カーエアコンには、『温風も冷風も出すことができる』便利な機能があります。
しかし、どのような仕組みで動作しているか知っている人はあまりいません。
そこで今回は、『カーエアコンの仕組み』について解説します!
・ 気化熱
・ カーエアコンの構成部品
・ カーエアコンの仕組み
・ エアミックスドア
・ カーエアコンの除湿
・ カーエアコンの冷媒
カーエアコンの原理①:蒸気圧曲線
カーエアコンの仕組みを理解するため、まずは「基礎原理である蒸気圧曲線」を知っておく必要があります。
上図の通り、『物質は同じ温度でも圧力によって液体か気体か異なる』のです。
高圧:気体よりも液体になりやすい
低圧:液体よりも気体になりやすい
イメージとしては、圧力が高くなると物質の体積が小さくなってしまうため、『体積が大きい気体』から『体積が小さい液体』になると覚えておきましょう。
カーエアコンの原理②:気化熱
カーエアコンで冷風を作り出す基本原理は、『気化熱』です。
濡れているタオルを振り回すと、タオルが冷えますよね。
これは、タオルの水分が『気体に変化する際に熱を奪っていく』ためです。
カーエアコンの冷風は、この気化熱によって作られています。
カーエアコンの主要構成部品
車のエアコンは主に、以下の6つの部品で構成されます。
この部品が未搭載の車のエアコンは、ほとんどありません。
コンプレッサ:気体を圧縮する
コンデンサ:気体を冷却して液化する
レシーバ:液化しきれなかった気体を再度コンデンサーに差し戻す
ドライヤ:コンプレッサから出る微細な不純物を取り除く
エクスパンションバルブ:液体を霧状にして噴射し、高圧から低圧にする
エバポレータ:冷気を蓄える
6つの部品の役割をしっかり頭に入れた上で、車のエアコンの仕組みに移りましょう。
カーエアコンの仕組み
1.低温低圧のガス状冷媒を、コンプレッサで圧縮して高温高圧のガス状冷媒にする。
2.高温高圧のガス状冷媒を、コンデンサファンで冷却して低温高圧の液体冷媒にする。
3.低温高圧の液体冷媒にならなかった低温高圧の気体冷媒をレシーバでコンデンサに差し戻し、低温高圧の液体冷媒にする。さらにコンプレッサから出た不純物をドライヤで取り除く。

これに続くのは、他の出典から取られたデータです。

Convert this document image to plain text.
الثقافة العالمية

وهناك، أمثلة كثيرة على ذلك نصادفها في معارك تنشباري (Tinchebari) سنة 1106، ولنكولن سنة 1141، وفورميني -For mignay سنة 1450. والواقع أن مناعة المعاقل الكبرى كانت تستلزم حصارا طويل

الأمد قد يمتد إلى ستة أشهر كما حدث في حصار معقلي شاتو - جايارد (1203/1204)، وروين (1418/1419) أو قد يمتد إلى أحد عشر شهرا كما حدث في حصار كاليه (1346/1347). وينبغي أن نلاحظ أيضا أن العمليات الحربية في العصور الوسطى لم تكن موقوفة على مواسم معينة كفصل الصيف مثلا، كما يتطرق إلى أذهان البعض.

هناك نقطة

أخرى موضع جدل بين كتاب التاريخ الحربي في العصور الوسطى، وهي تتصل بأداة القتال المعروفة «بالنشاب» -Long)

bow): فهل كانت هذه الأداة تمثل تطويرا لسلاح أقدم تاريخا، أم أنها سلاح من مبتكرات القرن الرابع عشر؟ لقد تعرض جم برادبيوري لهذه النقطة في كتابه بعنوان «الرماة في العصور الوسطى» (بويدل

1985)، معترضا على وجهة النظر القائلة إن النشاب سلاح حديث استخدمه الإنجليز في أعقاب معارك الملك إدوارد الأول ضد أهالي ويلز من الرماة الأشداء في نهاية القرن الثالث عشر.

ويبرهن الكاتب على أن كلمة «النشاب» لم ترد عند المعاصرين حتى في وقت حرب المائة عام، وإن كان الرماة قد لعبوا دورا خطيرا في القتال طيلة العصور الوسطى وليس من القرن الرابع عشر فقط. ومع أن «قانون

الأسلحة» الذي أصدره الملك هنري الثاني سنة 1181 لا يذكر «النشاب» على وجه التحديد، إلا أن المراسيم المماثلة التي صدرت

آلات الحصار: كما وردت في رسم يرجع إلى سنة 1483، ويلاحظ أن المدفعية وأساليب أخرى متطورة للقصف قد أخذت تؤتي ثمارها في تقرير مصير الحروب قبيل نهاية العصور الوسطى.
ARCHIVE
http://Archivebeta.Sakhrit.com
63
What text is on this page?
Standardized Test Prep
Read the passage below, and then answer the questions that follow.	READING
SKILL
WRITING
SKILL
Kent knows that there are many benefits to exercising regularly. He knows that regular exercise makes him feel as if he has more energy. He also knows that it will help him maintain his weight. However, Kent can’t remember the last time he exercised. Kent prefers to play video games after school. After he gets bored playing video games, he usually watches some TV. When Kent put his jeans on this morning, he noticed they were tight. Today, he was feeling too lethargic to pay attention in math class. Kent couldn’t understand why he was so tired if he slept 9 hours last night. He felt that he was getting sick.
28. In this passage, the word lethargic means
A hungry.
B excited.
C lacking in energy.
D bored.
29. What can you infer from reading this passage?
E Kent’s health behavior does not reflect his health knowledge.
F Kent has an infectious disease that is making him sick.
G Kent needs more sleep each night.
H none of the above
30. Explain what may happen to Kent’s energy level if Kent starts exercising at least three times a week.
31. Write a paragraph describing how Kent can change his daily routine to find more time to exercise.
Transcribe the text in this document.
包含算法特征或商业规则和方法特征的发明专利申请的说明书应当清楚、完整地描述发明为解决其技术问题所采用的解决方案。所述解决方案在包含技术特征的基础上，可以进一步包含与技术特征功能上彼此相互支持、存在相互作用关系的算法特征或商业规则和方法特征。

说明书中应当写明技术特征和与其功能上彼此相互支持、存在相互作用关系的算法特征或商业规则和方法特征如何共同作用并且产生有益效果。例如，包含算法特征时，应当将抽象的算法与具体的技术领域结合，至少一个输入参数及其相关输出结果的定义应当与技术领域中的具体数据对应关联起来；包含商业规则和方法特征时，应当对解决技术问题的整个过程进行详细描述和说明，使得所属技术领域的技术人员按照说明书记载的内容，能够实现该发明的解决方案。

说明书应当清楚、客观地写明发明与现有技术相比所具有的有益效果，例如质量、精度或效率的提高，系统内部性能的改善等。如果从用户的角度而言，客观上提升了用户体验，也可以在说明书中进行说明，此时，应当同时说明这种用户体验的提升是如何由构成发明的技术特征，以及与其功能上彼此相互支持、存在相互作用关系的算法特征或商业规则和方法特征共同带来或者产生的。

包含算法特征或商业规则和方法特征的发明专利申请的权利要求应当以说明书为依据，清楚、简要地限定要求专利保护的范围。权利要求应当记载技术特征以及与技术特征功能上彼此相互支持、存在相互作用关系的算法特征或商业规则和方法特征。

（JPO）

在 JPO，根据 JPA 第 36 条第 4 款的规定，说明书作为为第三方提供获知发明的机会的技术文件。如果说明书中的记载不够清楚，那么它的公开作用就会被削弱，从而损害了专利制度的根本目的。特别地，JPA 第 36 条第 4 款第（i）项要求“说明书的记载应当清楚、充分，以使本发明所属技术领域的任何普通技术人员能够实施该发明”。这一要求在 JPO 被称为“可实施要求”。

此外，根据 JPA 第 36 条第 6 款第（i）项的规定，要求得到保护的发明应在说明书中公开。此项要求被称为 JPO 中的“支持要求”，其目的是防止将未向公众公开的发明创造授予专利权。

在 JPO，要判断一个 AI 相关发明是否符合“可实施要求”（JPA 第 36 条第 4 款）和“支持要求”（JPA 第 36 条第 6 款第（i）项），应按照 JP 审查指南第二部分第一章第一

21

4.低温高圧の液体冷媒を、エクスパンションバルブを通じて低温低圧の霧状冷媒にする。
5.低温低圧の霧状冷媒を、エバポレータに通して低温低圧のガス状冷媒にする。この際に、気化熱としてエバポレータに冷気が蓄えられる。
6.エバポレータにブロワファンで風を当てることによって冷風を作り出す。
エアミックスドア
エバポレータとブロワファンで冷風を作り出すことが分かりました。
しかし、『温風や適温風はその後にある装置エアミックスドアで作り出す』のです。
エアミックスドアについては、下記で解説しているため、ぜひご覧ください。
★【初心者向け】エアミックスドアの役割・仕組みを解説します!
困っている人 エアミックスドアが、カーエアコンの吹き出し風温度を調整しているらしい。 どんな仕組みなんだろう? こんな疑問を解消します。 カーエアコンは、温風も冷風も出すことができます。 そ[…]
カーエアコンの除湿
ブロワファンから送られる暖気が、エバポレータフィンに触れることにより、急激に冷やされます。
その結果、『暖気中の水蒸気が液体の水へ変化』します。
チューブ中の冷媒と外気は、エバポレータフィンを介して熱交換します。
カーエアコンの冷媒
カーエアコンの冷媒は、もともとはオゾン層破壊の原因となる「フロン」が使用されていました。
そのフロンの代わりとして、現在は『代替フロンHFC134a』が使用されています。
しかし、「代替フロンHFC134a」はGWP(地球温暖化係数)が1430(二酸化炭素の1430倍)と非常に高いです。
そのため、EUが2013年以降に発売する新型車に関しては、GWP150以上の冷媒使用を規制することを決めました。
そこで、新たな冷媒として『GWP1以下であるHFO-1234yf』が新型車に採用され始めたのです。
カーエアコンまとめ
いかがでしたでしょうか。
自動車エンジニアにとって『カーエアコンの仕組みは必須の知識』です。
カーエアコンの仕組みをしっかりと理解しましょう。